Too many Republican members of the legislature have signed “no-tax” pledges. Like you, I don’t like taxes either. But like you, I recognize the difference between needed investment and wasteful spending. By any analysis, our transportation situation presents a needed investment. According to Republican Vince Callahan, former chairman of the House Appropriations Committee and probably the most knowledgeable Virginian with regards to our state finances, our state taxes are lower today than at any time since 1992. The only state tax increase in the past decade was Gov. Warner’s 2004 reform package, made necessary by the car tax relief promised but not paid for by Gov. Gilmore. The Dot.Com bust didn’t help either and elimination of the car tax was favorable to Northern Virginians, whose car tax rates were multiple times higher than those of other jurisdictions in the Commonwealth. That being said, Gov. Warner had a pretty big mess to clean up. Since then, we have eliminated the state portion of the tax on food, the estate tax, reduced the overall communications tax and various other taxes that impact Virginia families and businesses, all of which I supported. But when the time comes to raise the necessary revenue to invest in our transportation infrastructure, the House Republicans are stuck in a car that only has one gear: reverse. They can only reduce taxes, they can never raise them. While this may suit some people who dislike and distrust government, it is no way to operate what has been recognized by Governing Magazine as the Best Managed State in the country.
In a few short years, we will have no construction money for the match required to draw down federal highway dollars and will be a maintenance-only system. This would be a disaster for our region.

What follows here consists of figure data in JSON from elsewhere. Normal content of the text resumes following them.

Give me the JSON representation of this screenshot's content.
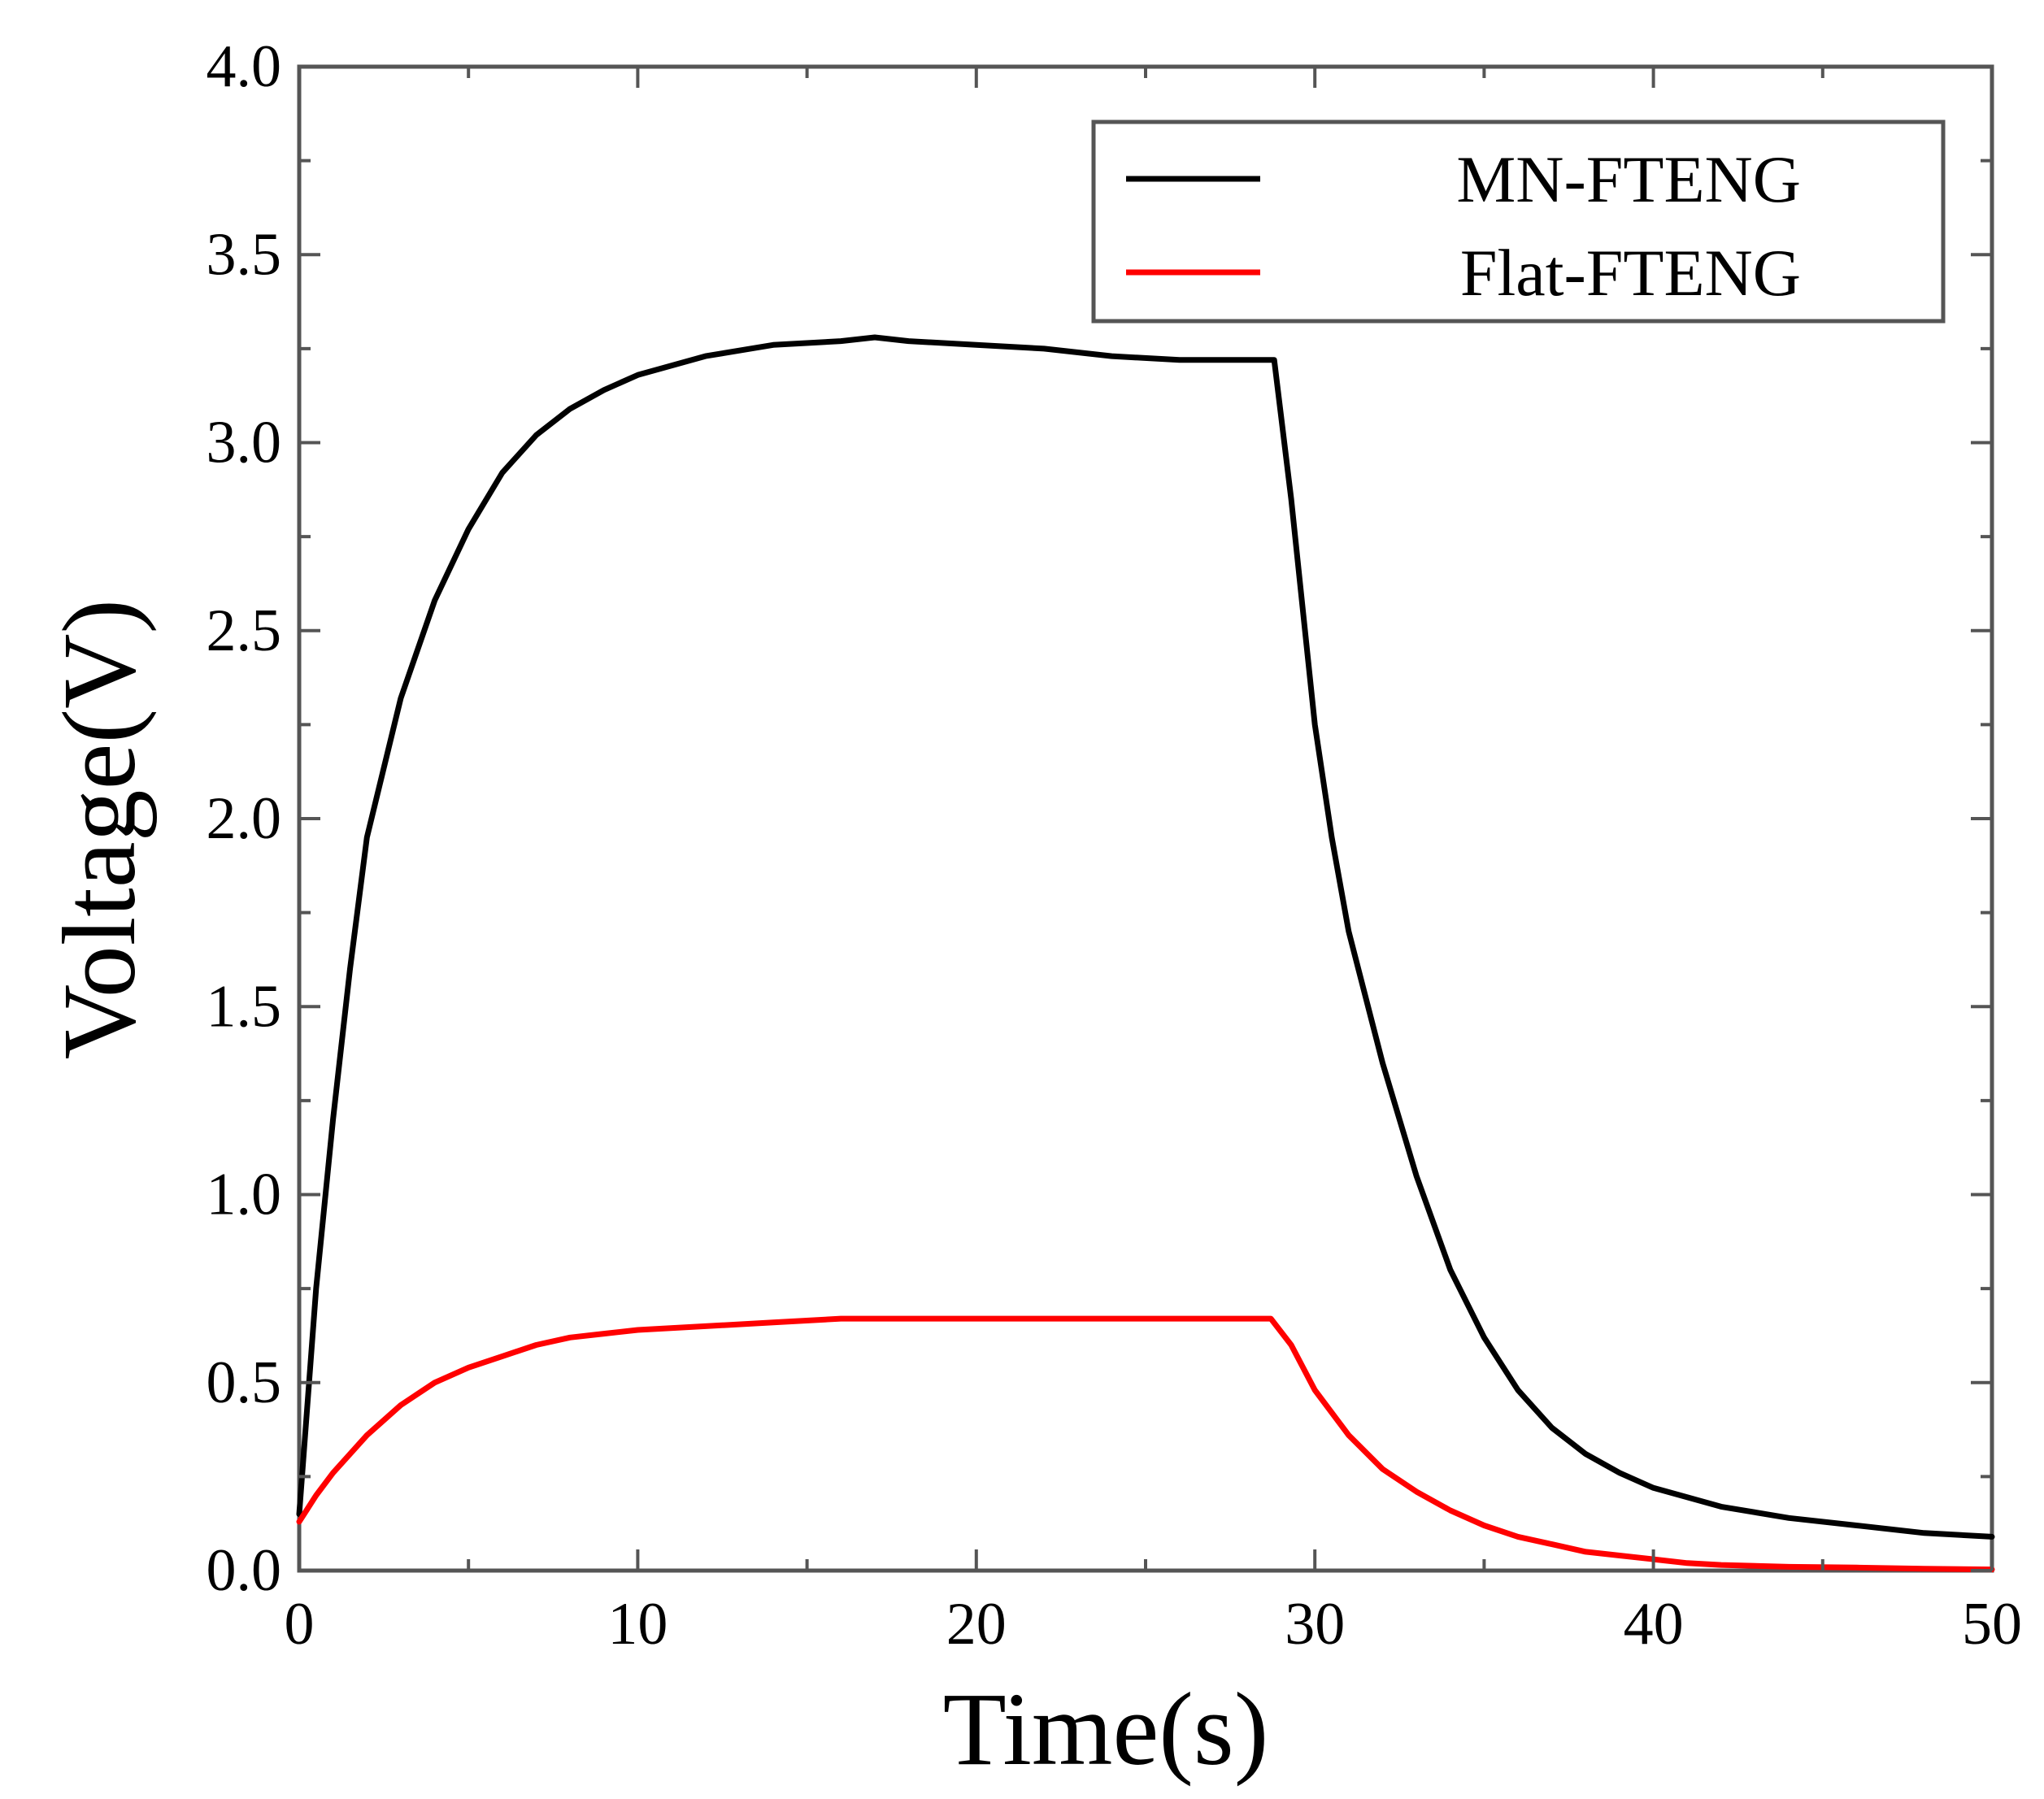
{
  "chart_data": {
    "type": "line",
    "title": "",
    "xlabel": "Time(s)",
    "ylabel": "Voltage(V)",
    "xlim": [
      0,
      50
    ],
    "ylim": [
      0,
      4
    ],
    "grid": false,
    "legend_position": "top-right",
    "x_ticks": [
      "0",
      "10",
      "20",
      "30",
      "40",
      "50"
    ],
    "y_ticks": [
      "0.0",
      "0.5",
      "1.0",
      "1.5",
      "2.0",
      "2.5",
      "3.0",
      "3.5",
      "4.0"
    ],
    "series": [
      {
        "name": "MN-FTENG",
        "color": "#000000",
        "x": [
          0,
          0.25,
          0.5,
          1,
          1.5,
          2,
          3,
          4,
          5,
          6,
          7,
          8,
          9,
          10,
          12,
          14,
          16,
          17,
          18,
          20,
          22,
          24,
          26,
          28,
          28.8,
          29.3,
          30,
          30.5,
          31,
          32,
          33,
          34,
          35,
          36,
          37,
          38,
          39,
          40,
          42,
          44,
          46,
          48,
          50
        ],
        "y": [
          0.15,
          0.45,
          0.75,
          1.2,
          1.6,
          1.95,
          2.32,
          2.58,
          2.77,
          2.92,
          3.02,
          3.09,
          3.14,
          3.18,
          3.23,
          3.26,
          3.27,
          3.28,
          3.27,
          3.26,
          3.25,
          3.23,
          3.22,
          3.22,
          3.22,
          2.85,
          2.25,
          1.95,
          1.7,
          1.35,
          1.05,
          0.8,
          0.62,
          0.48,
          0.38,
          0.31,
          0.26,
          0.22,
          0.17,
          0.14,
          0.12,
          0.1,
          0.09
        ]
      },
      {
        "name": "Flat-FTENG",
        "color": "#ff0000",
        "x": [
          0,
          0.5,
          1,
          2,
          3,
          4,
          5,
          6,
          7,
          8,
          9,
          10,
          12,
          14,
          16,
          18,
          20,
          22,
          24,
          26,
          28,
          28.7,
          29.3,
          30,
          31,
          32,
          33,
          34,
          35,
          36,
          37,
          38,
          39,
          40,
          41,
          42,
          44,
          46,
          48,
          50
        ],
        "y": [
          0.13,
          0.2,
          0.26,
          0.36,
          0.44,
          0.5,
          0.54,
          0.57,
          0.6,
          0.62,
          0.63,
          0.64,
          0.65,
          0.66,
          0.67,
          0.67,
          0.67,
          0.67,
          0.67,
          0.67,
          0.67,
          0.67,
          0.6,
          0.48,
          0.36,
          0.27,
          0.21,
          0.16,
          0.12,
          0.09,
          0.07,
          0.05,
          0.04,
          0.03,
          0.02,
          0.015,
          0.01,
          0.008,
          0.005,
          0.003
        ]
      }
    ]
  }
}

The House Republican response: study VDOT for the seventh time to find inefficiencies in an agency that is now over 90 percent on-time and on-budget with its projects. The other part of their plan: take future revenue generated by the Port of Virginia and the Airports Authority, even though that money is already being counted on to fund education, public safety and health needs. This is like taking a dollar out of one pocket, sticking it in the other and thinking you’ve made an extra dollar. How clever.

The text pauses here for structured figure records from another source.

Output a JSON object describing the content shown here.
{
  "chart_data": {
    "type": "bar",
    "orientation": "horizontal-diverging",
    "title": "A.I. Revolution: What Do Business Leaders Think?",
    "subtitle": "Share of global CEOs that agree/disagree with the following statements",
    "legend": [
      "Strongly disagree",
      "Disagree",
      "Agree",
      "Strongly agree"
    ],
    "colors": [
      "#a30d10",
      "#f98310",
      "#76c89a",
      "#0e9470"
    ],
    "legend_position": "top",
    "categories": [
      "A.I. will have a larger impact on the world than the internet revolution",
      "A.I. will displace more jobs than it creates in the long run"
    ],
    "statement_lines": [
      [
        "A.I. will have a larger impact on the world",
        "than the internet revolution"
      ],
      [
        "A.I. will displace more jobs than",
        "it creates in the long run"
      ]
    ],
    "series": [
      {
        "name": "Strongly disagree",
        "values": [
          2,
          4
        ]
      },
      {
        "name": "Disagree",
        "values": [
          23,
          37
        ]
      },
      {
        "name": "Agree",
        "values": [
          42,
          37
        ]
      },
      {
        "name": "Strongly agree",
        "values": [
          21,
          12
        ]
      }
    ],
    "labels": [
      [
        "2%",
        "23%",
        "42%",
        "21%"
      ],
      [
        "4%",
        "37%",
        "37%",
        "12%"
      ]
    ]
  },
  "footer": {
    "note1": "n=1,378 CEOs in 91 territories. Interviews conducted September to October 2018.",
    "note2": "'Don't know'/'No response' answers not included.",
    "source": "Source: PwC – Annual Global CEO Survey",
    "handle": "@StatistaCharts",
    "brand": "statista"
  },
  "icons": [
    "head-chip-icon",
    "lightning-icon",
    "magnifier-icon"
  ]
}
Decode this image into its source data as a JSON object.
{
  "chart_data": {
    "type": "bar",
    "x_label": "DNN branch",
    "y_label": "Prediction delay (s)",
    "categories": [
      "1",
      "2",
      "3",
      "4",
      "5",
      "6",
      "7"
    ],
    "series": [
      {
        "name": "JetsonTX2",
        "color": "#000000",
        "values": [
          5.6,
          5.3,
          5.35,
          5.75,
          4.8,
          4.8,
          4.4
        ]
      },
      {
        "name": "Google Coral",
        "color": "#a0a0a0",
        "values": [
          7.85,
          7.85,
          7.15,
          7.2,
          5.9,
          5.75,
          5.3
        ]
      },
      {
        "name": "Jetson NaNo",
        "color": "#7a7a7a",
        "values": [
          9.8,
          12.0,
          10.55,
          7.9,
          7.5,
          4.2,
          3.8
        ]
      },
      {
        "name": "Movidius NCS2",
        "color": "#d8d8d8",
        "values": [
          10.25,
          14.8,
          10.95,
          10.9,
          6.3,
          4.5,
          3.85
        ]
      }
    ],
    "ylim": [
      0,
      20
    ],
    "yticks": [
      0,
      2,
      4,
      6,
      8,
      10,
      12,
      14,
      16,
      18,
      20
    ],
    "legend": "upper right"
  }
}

Look, here’s what’s really going on. Real solutions like the governor’s, which I supported, and the Senate’s, which I voted for after the gas tax was removed, were rejected in favor of the nonsense House Republicans put forth. They do this to stall in the hopes that redistricting in 2010 will save them. I hope the voters across the Commonwealth and the Northern Virginia business community will call their bluff and put their votes and their pocketbooks toward defeating obstructionism and supporting progress because these guys have got to go.